От этого на душе становится легче. Значит, Лукин — не враг, по крайней мере пока.
— А Семён с Миловзорой? — спрашиваю, а сам боюсь услышать худшее. Лицо Тихона озаряется улыбкой.
— Живут, Федя, живут! На своей земле хозяйствуют, барин им надел за твои заслуги дал. Быт у них крепкий. Хорошо живут. И сынишка у них… — Тихон качает головой. — Ну и парень вырос. Ванька, тот самый, что с сабелькой старой не расставался.
— Ермак? — не удерживаюсь я.
— Он самый! — Тихон смеётся. — Глядь, ты и прозвище его знаешь!
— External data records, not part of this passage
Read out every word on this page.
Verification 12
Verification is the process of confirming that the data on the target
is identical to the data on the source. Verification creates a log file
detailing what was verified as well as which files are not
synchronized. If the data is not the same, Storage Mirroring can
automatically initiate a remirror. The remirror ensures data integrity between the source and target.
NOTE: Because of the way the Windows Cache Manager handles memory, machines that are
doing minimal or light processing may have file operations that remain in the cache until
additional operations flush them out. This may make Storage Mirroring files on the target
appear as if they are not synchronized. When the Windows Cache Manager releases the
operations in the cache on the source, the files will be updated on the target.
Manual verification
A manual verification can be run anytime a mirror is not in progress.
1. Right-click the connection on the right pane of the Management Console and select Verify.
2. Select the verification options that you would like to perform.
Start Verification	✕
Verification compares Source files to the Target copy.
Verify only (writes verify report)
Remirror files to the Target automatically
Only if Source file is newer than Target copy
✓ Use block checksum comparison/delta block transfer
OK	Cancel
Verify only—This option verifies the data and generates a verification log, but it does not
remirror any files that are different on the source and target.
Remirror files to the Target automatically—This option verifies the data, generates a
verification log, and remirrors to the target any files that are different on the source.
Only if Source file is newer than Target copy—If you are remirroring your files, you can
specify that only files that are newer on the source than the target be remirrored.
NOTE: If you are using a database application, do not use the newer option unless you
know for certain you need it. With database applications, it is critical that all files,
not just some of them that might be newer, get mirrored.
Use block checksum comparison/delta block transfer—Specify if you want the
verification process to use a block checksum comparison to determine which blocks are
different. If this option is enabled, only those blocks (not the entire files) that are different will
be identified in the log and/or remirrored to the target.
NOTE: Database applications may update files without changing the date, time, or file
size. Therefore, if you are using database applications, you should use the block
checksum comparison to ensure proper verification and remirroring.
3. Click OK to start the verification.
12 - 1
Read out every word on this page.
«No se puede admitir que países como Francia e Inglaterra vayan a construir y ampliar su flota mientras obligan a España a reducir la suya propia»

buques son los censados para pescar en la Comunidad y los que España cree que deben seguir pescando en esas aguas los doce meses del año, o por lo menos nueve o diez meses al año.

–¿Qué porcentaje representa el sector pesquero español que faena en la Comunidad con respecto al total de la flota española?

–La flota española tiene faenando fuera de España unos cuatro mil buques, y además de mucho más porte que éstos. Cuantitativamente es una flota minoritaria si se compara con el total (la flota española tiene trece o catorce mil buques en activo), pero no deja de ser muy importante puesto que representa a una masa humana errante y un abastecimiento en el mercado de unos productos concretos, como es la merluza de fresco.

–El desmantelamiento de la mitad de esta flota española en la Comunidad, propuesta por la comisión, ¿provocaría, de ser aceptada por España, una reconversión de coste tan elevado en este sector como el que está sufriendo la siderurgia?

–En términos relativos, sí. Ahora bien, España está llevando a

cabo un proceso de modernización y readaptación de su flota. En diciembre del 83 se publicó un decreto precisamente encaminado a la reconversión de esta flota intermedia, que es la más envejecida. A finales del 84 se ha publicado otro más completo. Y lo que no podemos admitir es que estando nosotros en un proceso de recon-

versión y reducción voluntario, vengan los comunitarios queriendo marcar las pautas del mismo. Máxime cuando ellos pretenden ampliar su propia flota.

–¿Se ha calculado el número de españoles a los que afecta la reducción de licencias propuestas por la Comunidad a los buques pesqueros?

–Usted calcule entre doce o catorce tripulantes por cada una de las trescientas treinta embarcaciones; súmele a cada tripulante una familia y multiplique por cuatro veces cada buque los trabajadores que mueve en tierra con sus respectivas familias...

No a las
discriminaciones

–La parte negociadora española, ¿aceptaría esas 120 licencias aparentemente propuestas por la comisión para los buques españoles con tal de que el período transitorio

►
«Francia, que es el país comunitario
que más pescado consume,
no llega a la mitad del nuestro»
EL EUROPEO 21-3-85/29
Мужик он видный, силой Бог не обидел, да характером — вольным очень. С отцом на покосе работает, а сам всё на Волгу поглядывает. Слышал, там казаки вольные орудуют. Боюсь, не удержим мы его тут. Душа у него к приключениям лежит, не к земле.
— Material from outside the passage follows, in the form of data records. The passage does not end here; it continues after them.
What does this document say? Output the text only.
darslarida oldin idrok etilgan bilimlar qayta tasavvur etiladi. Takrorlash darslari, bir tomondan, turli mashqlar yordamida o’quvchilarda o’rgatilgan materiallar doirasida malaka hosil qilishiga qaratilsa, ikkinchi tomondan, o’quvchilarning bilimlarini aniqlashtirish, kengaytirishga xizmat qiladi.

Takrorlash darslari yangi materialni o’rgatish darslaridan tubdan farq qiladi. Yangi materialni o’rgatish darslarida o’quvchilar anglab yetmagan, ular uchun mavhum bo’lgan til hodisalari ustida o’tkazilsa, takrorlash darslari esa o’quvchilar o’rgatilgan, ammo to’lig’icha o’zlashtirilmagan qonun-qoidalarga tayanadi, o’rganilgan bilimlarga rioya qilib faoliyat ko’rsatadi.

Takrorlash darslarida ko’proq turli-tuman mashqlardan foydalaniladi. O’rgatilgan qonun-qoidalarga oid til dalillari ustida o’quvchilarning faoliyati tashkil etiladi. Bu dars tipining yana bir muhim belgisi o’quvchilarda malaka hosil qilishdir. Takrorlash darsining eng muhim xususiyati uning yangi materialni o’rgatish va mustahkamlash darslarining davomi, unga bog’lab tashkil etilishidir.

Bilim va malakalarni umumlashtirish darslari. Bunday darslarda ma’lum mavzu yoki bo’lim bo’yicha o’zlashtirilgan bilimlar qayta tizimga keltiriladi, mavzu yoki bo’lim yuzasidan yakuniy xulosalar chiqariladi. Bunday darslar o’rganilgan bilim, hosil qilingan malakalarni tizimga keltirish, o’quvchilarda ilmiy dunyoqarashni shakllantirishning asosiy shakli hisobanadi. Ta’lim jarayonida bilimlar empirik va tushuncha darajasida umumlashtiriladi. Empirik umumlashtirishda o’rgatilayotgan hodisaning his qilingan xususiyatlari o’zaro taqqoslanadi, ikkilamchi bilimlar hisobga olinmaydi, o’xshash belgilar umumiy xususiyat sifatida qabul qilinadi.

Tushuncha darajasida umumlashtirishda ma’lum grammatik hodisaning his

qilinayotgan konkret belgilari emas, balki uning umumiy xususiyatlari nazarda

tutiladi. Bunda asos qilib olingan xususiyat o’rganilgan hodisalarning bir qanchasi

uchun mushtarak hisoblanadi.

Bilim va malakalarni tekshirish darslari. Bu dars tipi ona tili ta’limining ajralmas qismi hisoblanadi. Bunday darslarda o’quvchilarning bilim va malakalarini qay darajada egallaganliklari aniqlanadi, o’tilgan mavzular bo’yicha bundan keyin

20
В этот момент дверь избы скрипит, извещая о визите, и на пороге показывается Лукин. Он сильно растолстел, обрюзг, но в его маленьких глазах по-прежнему сидит тот самый пронзительный, тяжёлый взгляд. Он окидывает меня глазами с ног до головы.
— Фёдор Алексеич, — с улыбкой произносит боярин. — Спустя столько зим. А вид у тебя, будто только вчера отсюда уехал. Не старишься ты. Или жизнь при дворе так кожу гладит?
Я ощущаю, как по спине побежали мурашки. Все здесь постарели на двадцать лет, а я остался прежним. Это не может не бросаться в глаза.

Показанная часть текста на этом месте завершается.